Cast Unveils Mount Hawthorn Mixed-Use Project
Perth-based Cast Developments has filed plans for a mixed-use project at Perth’s Mount Hawthorn.
The proposed six-storey building at 177 Scarborough Beach Road would comprise nine apartments on the first, second and third floors; three two-bedroom apartments, six three-bedroom apartments and two retail spaces on the ground floor; and a double-storey penthouse on the fourth and fifth floors.
A basement level would provide 16 carparking spaces and 10 bicycle storage spaces with pedestrian access from the rear Coogee Street parking lot entrance.
The plans were designed by Bollig Design Group. Mount Hawthorn is 5km north of the Perth CBD.
Plans were submitted to the City of Vincent Council for community consultation prior to their consideration by a Joint Development Assessment Panel (JDAP).
JDAPs were set up by the Western Australian government to streamline approvals for larger development projects and consist of five-member panels with two councillors and three planning experts.
Cast Developments development and acquisition manager Andrea Prindiville said the site had been acquired for $1.5 million and the development cost was estimated to be between $7 million to $8 million.
Prindiville said that although they included investors in their target market, many queries have come from single parents.
“There’s a big demand for apartments for professional single parents that have come out of City Beach and Floreat who work in the city and need room for their children,” Prindiville said.
The project is an uncommon example of infill development within existing developed suburbs close to the Perth CBD—Prindiville said demographic and other changes was making Mount Hawthorn as desirable a suburb as many others.
“Mount Hawthorn used to be an area that people would buy into and then as their children got a bit older, they’d go to the aspirational suburbs like Floreat or City Beach—now it’s very much an aspirational suburb,” Prindiville said.
Perth’s growing urban sprawl has left the Western Australian Government scrambling to keep pace with the need for transport, schools and healthcare infrastructure as new suburbs appear.
It is now Australia’s longest capital city.
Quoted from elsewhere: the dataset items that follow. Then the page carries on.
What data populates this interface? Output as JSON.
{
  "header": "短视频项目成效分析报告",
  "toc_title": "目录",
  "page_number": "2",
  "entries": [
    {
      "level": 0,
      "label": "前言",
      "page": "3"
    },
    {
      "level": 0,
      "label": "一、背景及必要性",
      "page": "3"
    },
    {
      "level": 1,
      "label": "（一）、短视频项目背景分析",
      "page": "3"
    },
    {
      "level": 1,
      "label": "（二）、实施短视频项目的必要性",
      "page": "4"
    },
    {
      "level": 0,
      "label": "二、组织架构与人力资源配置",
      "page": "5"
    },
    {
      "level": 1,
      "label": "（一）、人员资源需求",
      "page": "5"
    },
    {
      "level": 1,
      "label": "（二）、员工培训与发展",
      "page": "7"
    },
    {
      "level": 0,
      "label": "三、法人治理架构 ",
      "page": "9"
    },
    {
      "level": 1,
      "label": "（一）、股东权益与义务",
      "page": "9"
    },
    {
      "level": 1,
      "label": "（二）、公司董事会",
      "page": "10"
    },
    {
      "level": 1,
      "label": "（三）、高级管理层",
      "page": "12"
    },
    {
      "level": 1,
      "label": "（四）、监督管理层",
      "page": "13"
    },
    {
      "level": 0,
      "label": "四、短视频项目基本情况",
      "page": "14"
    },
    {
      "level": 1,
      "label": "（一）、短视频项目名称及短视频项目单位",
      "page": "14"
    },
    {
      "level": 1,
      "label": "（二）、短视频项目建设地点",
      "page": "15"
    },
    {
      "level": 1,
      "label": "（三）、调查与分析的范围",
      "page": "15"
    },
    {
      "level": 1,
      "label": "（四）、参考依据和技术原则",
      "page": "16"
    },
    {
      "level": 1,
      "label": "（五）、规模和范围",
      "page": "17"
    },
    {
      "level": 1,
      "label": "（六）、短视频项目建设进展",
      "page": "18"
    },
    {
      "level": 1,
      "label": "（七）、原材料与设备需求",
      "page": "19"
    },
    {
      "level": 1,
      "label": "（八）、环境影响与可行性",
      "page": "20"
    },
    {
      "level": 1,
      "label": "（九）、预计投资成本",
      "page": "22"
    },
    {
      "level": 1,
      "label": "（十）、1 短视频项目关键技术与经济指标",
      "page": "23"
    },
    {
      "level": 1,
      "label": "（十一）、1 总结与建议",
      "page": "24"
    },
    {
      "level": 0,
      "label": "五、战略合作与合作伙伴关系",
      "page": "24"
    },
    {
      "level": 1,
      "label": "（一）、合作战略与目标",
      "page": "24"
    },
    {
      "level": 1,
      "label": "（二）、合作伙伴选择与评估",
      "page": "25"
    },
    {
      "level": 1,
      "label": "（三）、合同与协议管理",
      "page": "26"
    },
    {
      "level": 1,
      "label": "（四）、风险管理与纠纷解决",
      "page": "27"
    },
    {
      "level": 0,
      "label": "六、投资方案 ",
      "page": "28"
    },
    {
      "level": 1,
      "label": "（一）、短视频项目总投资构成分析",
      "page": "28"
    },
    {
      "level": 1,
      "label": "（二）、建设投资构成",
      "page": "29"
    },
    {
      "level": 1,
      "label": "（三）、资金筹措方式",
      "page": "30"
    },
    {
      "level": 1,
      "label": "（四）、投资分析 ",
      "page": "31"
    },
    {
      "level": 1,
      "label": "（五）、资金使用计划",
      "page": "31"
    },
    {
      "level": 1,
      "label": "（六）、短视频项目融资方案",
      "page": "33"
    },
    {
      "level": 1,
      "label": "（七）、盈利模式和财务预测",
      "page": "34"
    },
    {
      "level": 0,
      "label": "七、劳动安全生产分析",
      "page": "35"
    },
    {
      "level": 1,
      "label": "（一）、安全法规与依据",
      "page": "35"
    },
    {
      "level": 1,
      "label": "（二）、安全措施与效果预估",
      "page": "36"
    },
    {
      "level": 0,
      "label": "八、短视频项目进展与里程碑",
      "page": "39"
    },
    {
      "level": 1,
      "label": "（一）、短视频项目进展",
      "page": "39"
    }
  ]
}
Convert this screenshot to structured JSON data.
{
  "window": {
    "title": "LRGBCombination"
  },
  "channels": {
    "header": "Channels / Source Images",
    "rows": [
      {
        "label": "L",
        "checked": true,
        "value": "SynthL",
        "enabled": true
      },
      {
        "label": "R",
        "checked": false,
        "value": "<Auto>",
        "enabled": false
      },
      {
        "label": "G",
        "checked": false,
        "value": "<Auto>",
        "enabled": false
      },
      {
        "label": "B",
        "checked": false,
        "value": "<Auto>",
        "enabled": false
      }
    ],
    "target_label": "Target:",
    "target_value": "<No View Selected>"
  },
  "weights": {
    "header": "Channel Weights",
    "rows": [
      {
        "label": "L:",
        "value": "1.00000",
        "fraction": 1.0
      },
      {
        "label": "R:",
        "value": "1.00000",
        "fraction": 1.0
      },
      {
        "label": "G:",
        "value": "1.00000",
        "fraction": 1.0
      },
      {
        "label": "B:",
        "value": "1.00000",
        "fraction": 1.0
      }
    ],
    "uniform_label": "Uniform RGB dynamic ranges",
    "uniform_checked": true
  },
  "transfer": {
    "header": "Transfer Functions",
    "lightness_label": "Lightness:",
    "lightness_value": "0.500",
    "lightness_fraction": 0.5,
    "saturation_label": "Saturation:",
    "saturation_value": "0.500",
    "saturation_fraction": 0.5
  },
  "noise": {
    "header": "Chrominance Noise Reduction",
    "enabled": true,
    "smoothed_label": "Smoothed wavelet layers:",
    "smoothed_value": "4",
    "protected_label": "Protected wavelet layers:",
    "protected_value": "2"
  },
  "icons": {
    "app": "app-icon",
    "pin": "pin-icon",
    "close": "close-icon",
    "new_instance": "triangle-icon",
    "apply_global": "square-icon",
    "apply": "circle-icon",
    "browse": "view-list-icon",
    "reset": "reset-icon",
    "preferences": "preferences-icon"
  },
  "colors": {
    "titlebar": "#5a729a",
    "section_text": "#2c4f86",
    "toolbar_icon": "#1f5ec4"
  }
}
Prindiville said the developer would continue looking for similar sites for future projects.
“It’s just finding the right size we want, like a city or town centre, where people live a very connected life—they can walk everywhere, they’ve got public transport, they can ride their bikes,” Prindiville said.
Cast Developments is deciding on a builder and hopes to begin construction early next year ahead of a 2026 completion.